The Lego Cuusoo site invites consumers to share their new product concepts. If the idea inventor can generate support from 10,000 people, a Lego committee will review the idea. If selected, the inventor receives 1% of the net product sales.
Other firms, like toy companies, inform outside inventors who invent for specific industries, and send their in-house product designers on inventor sweeps to review outside inventor ideas several times a year.
Engaging Internal Employees to Collect Stimuli Outside the Firm
Ways to do this include:
- Creating and disseminating regularly scheduled newsletters (daily, weekly or monthly) with examples of relevant innovations from other competitors, industries, or countries.
- The late, great Chicago chef, Charlie Trotter encouraged all his employees to bench-mark other restaurants on their vacations and share their observations in town-hall type staff meetings when they returned.
- Many firms identify know-how they need to achieve long-term strategies and then look externally for acquisition candidates.
- Strategic partnerships with suppliers, like P&G’s partnership with BASF chemicals or Boeing and Airbus’s partnerships to outsource aircraft materials, components and systems bring in new technology, processes and ideas.

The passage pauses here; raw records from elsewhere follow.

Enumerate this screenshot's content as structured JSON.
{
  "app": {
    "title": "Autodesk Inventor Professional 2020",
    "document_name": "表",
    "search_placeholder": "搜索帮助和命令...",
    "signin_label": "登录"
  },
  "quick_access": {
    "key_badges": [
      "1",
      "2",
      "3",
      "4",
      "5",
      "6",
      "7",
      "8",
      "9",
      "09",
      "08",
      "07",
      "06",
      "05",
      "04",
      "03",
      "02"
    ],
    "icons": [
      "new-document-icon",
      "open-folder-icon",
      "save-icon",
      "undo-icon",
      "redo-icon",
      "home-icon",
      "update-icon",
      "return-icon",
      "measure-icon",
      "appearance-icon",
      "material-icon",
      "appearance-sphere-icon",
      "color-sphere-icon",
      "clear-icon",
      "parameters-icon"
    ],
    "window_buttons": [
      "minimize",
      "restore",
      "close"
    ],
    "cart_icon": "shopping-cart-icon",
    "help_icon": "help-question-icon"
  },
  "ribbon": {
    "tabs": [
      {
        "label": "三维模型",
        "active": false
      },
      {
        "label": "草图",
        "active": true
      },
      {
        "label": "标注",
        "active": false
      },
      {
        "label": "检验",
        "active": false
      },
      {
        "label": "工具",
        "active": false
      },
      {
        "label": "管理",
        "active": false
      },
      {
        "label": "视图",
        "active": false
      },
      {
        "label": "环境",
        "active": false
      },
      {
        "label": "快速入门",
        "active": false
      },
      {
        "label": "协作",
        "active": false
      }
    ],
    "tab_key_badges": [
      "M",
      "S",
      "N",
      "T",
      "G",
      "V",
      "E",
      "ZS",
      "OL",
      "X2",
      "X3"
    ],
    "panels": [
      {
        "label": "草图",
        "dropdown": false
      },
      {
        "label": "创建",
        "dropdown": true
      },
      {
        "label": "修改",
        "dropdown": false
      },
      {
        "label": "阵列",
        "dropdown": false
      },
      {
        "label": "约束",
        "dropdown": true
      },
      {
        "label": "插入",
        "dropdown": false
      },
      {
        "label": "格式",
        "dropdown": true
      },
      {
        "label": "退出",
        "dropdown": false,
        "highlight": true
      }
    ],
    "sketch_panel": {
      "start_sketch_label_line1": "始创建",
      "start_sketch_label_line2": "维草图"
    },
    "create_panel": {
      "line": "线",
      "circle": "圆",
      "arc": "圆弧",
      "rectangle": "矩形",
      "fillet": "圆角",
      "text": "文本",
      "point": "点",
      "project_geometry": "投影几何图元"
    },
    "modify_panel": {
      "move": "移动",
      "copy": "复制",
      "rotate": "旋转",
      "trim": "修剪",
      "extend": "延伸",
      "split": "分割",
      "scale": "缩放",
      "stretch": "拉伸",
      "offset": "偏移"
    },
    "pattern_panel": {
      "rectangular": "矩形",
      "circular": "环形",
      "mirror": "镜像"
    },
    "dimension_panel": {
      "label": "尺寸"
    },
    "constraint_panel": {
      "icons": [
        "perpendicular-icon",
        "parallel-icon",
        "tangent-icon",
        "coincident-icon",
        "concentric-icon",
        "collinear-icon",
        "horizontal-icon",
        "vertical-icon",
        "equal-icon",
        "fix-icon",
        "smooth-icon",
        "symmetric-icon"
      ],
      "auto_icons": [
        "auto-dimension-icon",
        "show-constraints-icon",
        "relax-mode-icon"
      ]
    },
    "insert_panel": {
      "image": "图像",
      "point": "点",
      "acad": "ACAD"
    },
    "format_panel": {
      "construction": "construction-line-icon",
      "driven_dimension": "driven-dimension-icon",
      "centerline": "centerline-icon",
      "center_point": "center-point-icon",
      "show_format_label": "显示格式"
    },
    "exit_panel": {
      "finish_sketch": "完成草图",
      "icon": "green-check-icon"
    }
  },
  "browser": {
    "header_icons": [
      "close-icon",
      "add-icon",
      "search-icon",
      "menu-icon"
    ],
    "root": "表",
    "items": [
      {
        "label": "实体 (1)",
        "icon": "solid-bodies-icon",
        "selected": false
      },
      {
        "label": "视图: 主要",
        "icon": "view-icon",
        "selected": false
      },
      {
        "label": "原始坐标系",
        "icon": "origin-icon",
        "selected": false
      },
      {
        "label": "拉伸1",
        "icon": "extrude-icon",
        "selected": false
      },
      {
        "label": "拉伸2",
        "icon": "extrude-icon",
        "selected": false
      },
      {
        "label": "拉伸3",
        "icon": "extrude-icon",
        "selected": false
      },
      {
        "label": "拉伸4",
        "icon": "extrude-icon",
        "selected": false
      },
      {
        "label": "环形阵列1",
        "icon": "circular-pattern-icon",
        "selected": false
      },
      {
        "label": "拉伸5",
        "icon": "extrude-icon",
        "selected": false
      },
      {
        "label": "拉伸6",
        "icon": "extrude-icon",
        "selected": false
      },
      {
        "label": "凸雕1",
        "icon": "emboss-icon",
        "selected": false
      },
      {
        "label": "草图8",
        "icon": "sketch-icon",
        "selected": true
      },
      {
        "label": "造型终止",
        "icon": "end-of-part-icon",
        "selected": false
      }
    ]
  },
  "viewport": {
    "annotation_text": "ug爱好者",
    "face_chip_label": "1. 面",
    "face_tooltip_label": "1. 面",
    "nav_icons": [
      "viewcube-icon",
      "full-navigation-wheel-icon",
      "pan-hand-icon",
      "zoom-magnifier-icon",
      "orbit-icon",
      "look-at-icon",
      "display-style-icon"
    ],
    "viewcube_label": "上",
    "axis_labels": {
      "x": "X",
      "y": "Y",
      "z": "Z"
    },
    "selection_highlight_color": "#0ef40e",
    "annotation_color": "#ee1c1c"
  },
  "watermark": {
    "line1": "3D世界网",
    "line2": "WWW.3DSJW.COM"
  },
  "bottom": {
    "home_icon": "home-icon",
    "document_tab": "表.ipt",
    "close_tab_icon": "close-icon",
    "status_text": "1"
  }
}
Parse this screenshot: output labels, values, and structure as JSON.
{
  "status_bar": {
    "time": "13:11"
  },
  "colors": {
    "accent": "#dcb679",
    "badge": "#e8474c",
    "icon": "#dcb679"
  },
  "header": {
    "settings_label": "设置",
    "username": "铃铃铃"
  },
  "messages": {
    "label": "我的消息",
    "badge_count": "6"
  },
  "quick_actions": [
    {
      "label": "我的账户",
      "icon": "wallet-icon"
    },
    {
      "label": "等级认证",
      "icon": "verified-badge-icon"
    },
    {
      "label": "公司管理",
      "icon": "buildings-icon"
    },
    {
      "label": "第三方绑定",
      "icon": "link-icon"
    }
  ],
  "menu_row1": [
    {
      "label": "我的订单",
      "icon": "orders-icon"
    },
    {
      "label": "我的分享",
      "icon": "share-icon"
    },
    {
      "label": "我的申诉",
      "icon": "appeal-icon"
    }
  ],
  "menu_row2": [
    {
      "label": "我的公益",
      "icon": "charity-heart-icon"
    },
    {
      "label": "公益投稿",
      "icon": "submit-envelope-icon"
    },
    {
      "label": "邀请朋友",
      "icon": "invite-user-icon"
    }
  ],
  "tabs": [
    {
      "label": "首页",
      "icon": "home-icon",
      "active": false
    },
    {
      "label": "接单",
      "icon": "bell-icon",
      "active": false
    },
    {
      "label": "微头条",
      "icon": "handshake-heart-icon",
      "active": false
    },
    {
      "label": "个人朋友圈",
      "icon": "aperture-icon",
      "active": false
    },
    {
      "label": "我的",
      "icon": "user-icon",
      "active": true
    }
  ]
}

- Expanding the profiles and prior work experience of new employees can bring in fresh thinking.
- Adopting the new trend of allowing non-employees to lease office space can add fresh conversation and ideas to firms.
- Periodic meetings with retailers enable firms to explore trends that have the potential to migrate across product categories.
- Visits to inspiring environments like Materials ConneXion, a library and consultancy for new materials, or to trendy retailers in other industries or countries, or to trade shows where new products are being introduced.
- Engaging with universities and design schools for fresh, unencumbered thinking by a younger generation of talented students, or with academic niche research specialists. The Danish fashion e-commerce firm MUUSE scouts future fashion designers at top fashion institutes globally, for promising new talent to work with.
- Sending employees to hear inspiring experts outside the firm, through TED Talks, or meeting with successful innovators in their workplaces, labs, studios, and offices in diverse creative fields and industries through Inventours’™ programs, where attendees hear innovation philosophies and techniques first-hand and see how different physical and mental work environments impact creativity.
- Bench-marking other industries for relevant technologies, processes, equipment, devices, and materials. In researching how to manufacture its early iMac computers to have colored, glossy exteriors, Apple AAPL +1.12% reportedly benchmarked jellybean factories to see how they achieved the shiny, colorful exteriors. The trickiest aspect of bench-marking is determining which industries are relevant. A recent great example is BMW’s partnership with the U.S. Olympic Bobsled Team TISI +0.96% to maximize handling around curves at high speeds: performance needs common to both high-end autos and bobsleds. Both firms were able to incorporate the joint learning into improving their vehicles.
Disseminating the Stimuli
Part one of the challenge is developing procedures for collecting and bringing stimuli into firms. Part two is making the stimuli easily findable and searchable for the individuals internally who would benefit from it. A mix of physical and digital stimuli is a great. Physical stimuli are more multidimensional and tangible but take up a lot of space. Digital stimuli can be more easily searchable, but also easier to forget about or ignore. Ways to share stimuli that has been collected include:
- Creation of a central repository that’s easily searchable, so employees know where and how to access the information. This could involve dedicating a room, and hiring a librarian or information curator, and/or creating a searchable, digital database.
- Periodic reports can be distributed to share knowledge brought into the firm.
- Periodic presentations could be scheduled to share the knowledge.